La recommandation indique que l'UE renforcera sa coopération avec l'OTAN, même si l'alliance prend des initiatives distinctes, comme la division sur les infrastructures sous-marines critiques en mai. Elle aidera le commandement militaire de l'alliance à décider où déployer des forces, selon un communiqué de presse publié à l'adresse .

"Les incidents de sabotage et de surveillance hostile de ces dernières années ont clairement montré que nous ne pouvons pas considérer la résilience des infrastructures critiques de l'UE comme acquise", a déclaré un porte-parole d'une institution européenne à Euronews Next.

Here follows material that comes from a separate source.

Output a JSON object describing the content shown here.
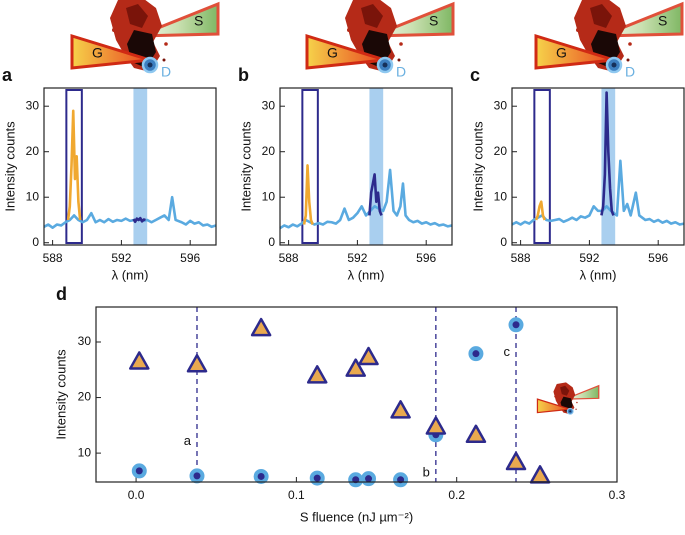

La Commission affirme qu'elle a mené des "tests de stress" en 2023 avec les câblo-opérateurs pour "améliorer la préparation" en cas de sabotage.

Un plan d'action pour les infrastructures critiques, adopté par le Conseil en juin, assurera une coordination rapide entre les Etats en cas d'attaque transfrontalière sur des infrastructures telles que les câbles sous-marins.

Selon M. Bueger, l'équilibre entre les gouvernements et les organismes tels que l'OTAN ou l'UE consiste à déterminer "ce qui est suffisant" pour que le réseau soit protégé de manière adéquate.

"Il semble que nous ayons presque trop d'initiatives", a déclaré M. Bueger.

"Développer de nombreux programmes est une très bonne chose, mais nous devons garder un œil sur tout cela, afin de ne pas en abuser".